Cantor spokesman Rory Cooper told reporters after the vote that “the Leader is proud to keep fighting the good fight and continuing to work on the real problem that is facing Washington, which is spending.”
“The Majority Leader was not happy with the bill that was passed out of the senate this morning. … He worked all day today to try to craft an alternative, as did the rest of leadership and many members of our conference,” Cooper went on. “It was clear that Harry Reid was not gonna allow an amendment to cut spending even though that was sorely needed, so Leader Cantor is very proud of Speaker Boehner and our entire conference for fighting the good fight.”
The passage of the deal averts the fiscal cliff before markets open on Wednesday. Avoiding a market impact was a main selling point for a number of Republicans in the caucus meetings who had initially wanted to push the bill.
The deal prevents taxes from rising on individuals making less than $400,000 a year and couples making less than $450,000 a year. It permanently patches the Alternative Minimum Tax to prevent it from hitting middle class Americans and keeps the estate tax from going up. The sequester is postponed for two months, with offsets to the spending cuts it would have enacted.

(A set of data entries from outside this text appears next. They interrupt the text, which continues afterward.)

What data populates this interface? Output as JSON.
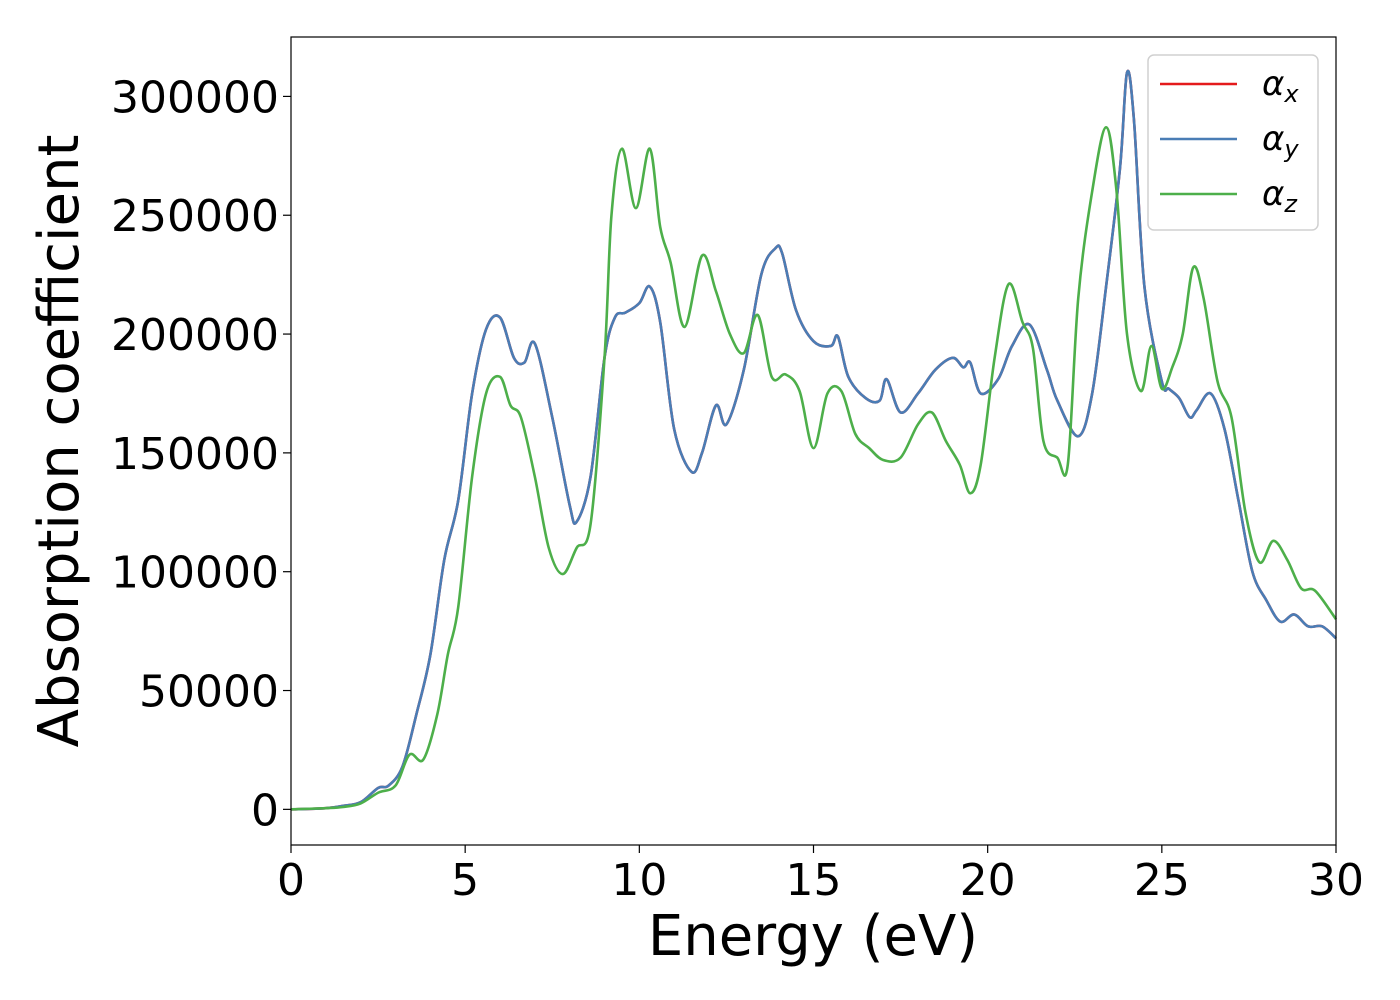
{
  "chart_data": {
    "type": "line",
    "xlabel": "Energy (eV)",
    "ylabel": "Absorption coefficient",
    "xlim": [
      0,
      30
    ],
    "ylim": [
      -15000,
      325000
    ],
    "xticks": [
      0,
      5,
      10,
      15,
      20,
      25,
      30
    ],
    "xtick_labels": [
      "0",
      "5",
      "10",
      "15",
      "20",
      "25",
      "30"
    ],
    "yticks": [
      0,
      50000,
      100000,
      150000,
      200000,
      250000,
      300000
    ],
    "ytick_labels": [
      "0",
      "50000",
      "100000",
      "150000",
      "200000",
      "250000",
      "300000"
    ],
    "grid": false,
    "legend_position": "top-right",
    "series": [
      {
        "name": "αx",
        "legend_base": "α",
        "legend_sub": "x",
        "color": "#e41a1c",
        "x": [
          0,
          1,
          1.5,
          2,
          2.5,
          2.8,
          3.2,
          3.6,
          4,
          4.4,
          4.8,
          5.2,
          5.6,
          6,
          6.4,
          6.7,
          7,
          7.5,
          8,
          8.2,
          8.6,
          9,
          9.3,
          9.6,
          10,
          10.3,
          10.6,
          11,
          11.5,
          11.8,
          12.2,
          12.5,
          13,
          13.5,
          13.9,
          14.1,
          14.5,
          15,
          15.5,
          15.7,
          16,
          16.5,
          16.9,
          17.1,
          17.5,
          18,
          18.5,
          19,
          19.3,
          19.5,
          19.8,
          20.3,
          20.7,
          21.2,
          21.7,
          22,
          22.6,
          23,
          23.4,
          23.8,
          24,
          24.2,
          24.5,
          25,
          25.2,
          25.5,
          25.8,
          26,
          26.4,
          26.8,
          27.2,
          27.6,
          28,
          28.4,
          28.8,
          29.2,
          29.6,
          30
        ],
        "y": [
          0,
          500,
          1500,
          3000,
          9000,
          10000,
          18000,
          40000,
          65000,
          105000,
          130000,
          175000,
          202000,
          207000,
          190000,
          188000,
          196000,
          165000,
          128000,
          121000,
          140000,
          190000,
          207000,
          209000,
          213000,
          220000,
          205000,
          160000,
          142000,
          150000,
          170000,
          162000,
          185000,
          225000,
          236000,
          234000,
          210000,
          197000,
          195000,
          199000,
          182000,
          173000,
          172000,
          181000,
          167000,
          175000,
          185000,
          190000,
          186000,
          188000,
          175000,
          181000,
          195000,
          204000,
          185000,
          172000,
          157000,
          175000,
          220000,
          270000,
          310000,
          290000,
          220000,
          180000,
          177000,
          173000,
          165000,
          168000,
          175000,
          160000,
          130000,
          100000,
          88000,
          79000,
          82000,
          77000,
          77000,
          72000
        ]
      },
      {
        "name": "αy",
        "legend_base": "α",
        "legend_sub": "y",
        "color": "#4a7db5",
        "x": [
          0,
          1,
          1.5,
          2,
          2.5,
          2.8,
          3.2,
          3.6,
          4,
          4.4,
          4.8,
          5.2,
          5.6,
          6,
          6.4,
          6.7,
          7,
          7.5,
          8,
          8.2,
          8.6,
          9,
          9.3,
          9.6,
          10,
          10.3,
          10.6,
          11,
          11.5,
          11.8,
          12.2,
          12.5,
          13,
          13.5,
          13.9,
          14.1,
          14.5,
          15,
          15.5,
          15.7,
          16,
          16.5,
          16.9,
          17.1,
          17.5,
          18,
          18.5,
          19,
          19.3,
          19.5,
          19.8,
          20.3,
          20.7,
          21.2,
          21.7,
          22,
          22.6,
          23,
          23.4,
          23.8,
          24,
          24.2,
          24.5,
          25,
          25.2,
          25.5,
          25.8,
          26,
          26.4,
          26.8,
          27.2,
          27.6,
          28,
          28.4,
          28.8,
          29.2,
          29.6,
          30
        ],
        "y": [
          0,
          500,
          1500,
          3000,
          9000,
          10000,
          18000,
          40000,
          65000,
          105000,
          130000,
          175000,
          202000,
          207000,
          190000,
          188000,
          196000,
          165000,
          128000,
          121000,
          140000,
          190000,
          207000,
          209000,
          213000,
          220000,
          205000,
          160000,
          142000,
          150000,
          170000,
          162000,
          185000,
          225000,
          236000,
          234000,
          210000,
          197000,
          195000,
          199000,
          182000,
          173000,
          172000,
          181000,
          167000,
          175000,
          185000,
          190000,
          186000,
          188000,
          175000,
          181000,
          195000,
          204000,
          185000,
          172000,
          157000,
          175000,
          220000,
          270000,
          310000,
          290000,
          220000,
          180000,
          177000,
          173000,
          165000,
          168000,
          175000,
          160000,
          130000,
          100000,
          88000,
          79000,
          82000,
          77000,
          77000,
          72000
        ]
      },
      {
        "name": "αz",
        "legend_base": "α",
        "legend_sub": "z",
        "color": "#4daf4a",
        "x": [
          0,
          1,
          1.5,
          2,
          2.5,
          3,
          3.4,
          3.8,
          4.2,
          4.5,
          4.8,
          5.2,
          5.6,
          6,
          6.3,
          6.6,
          7,
          7.4,
          7.8,
          8.2,
          8.6,
          9,
          9.2,
          9.5,
          9.9,
          10.3,
          10.6,
          10.9,
          11.3,
          11.8,
          12.2,
          12.6,
          13,
          13.4,
          13.8,
          14.2,
          14.6,
          15,
          15.4,
          15.8,
          16.2,
          16.6,
          17,
          17.5,
          18,
          18.4,
          18.8,
          19.2,
          19.5,
          19.8,
          20.2,
          20.6,
          21,
          21.3,
          21.6,
          22,
          22.3,
          22.6,
          23,
          23.4,
          23.7,
          24,
          24.4,
          24.7,
          25,
          25.3,
          25.6,
          25.9,
          26.2,
          26.6,
          27,
          27.4,
          27.8,
          28.2,
          28.6,
          29,
          29.4,
          30
        ],
        "y": [
          0,
          500,
          1000,
          2500,
          7000,
          10000,
          23000,
          21000,
          40000,
          65000,
          85000,
          140000,
          175000,
          182000,
          170000,
          165000,
          140000,
          110000,
          99000,
          110000,
          120000,
          190000,
          250000,
          278000,
          253000,
          278000,
          245000,
          230000,
          203000,
          233000,
          218000,
          200000,
          192000,
          208000,
          182000,
          183000,
          176000,
          152000,
          175000,
          176000,
          158000,
          152000,
          147000,
          148000,
          162000,
          167000,
          155000,
          145000,
          133000,
          145000,
          190000,
          221000,
          205000,
          194000,
          155000,
          148000,
          145000,
          215000,
          260000,
          287000,
          260000,
          200000,
          176000,
          195000,
          177000,
          186000,
          200000,
          228000,
          215000,
          180000,
          165000,
          125000,
          104000,
          113000,
          105000,
          93000,
          92000,
          80000
        ]
      }
    ]
  }
}
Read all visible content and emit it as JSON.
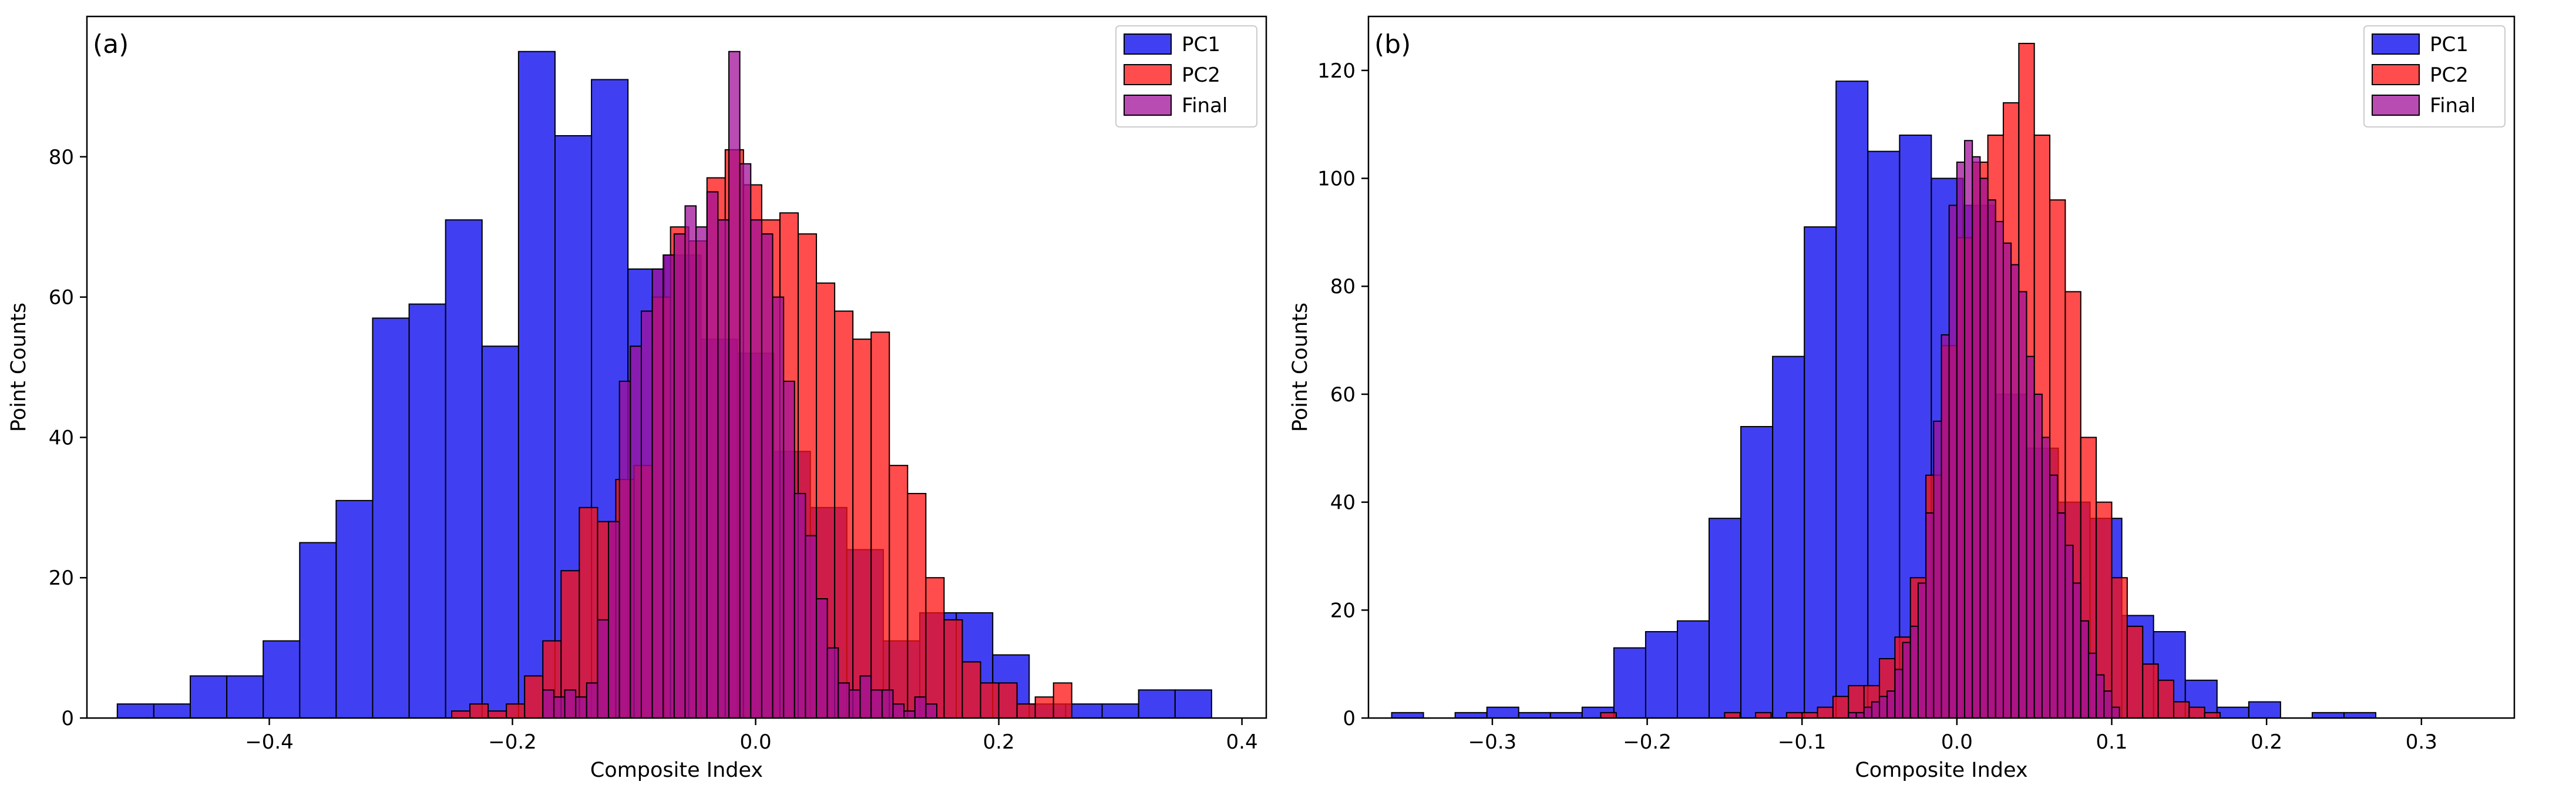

Though the fiscal cliff was averted, the issue is not over and done with. The sequester and the debt ceiling still hang over the Congress, and Boehner made clear that in a statement following the vote that the new Congress would focus its efforts on passing the spending cuts they failed to get on Tuesday.
“Now the focus turns to spending,” the speaker siad. “The American people re-elected a Republican majority in the House, and we will use it in 2013 to hold the president accountable for the ‘balanced’ approach he promised, meaning significant spending cuts and reforms to the entitlement programs that are driving our country deeper and deeper into debt.”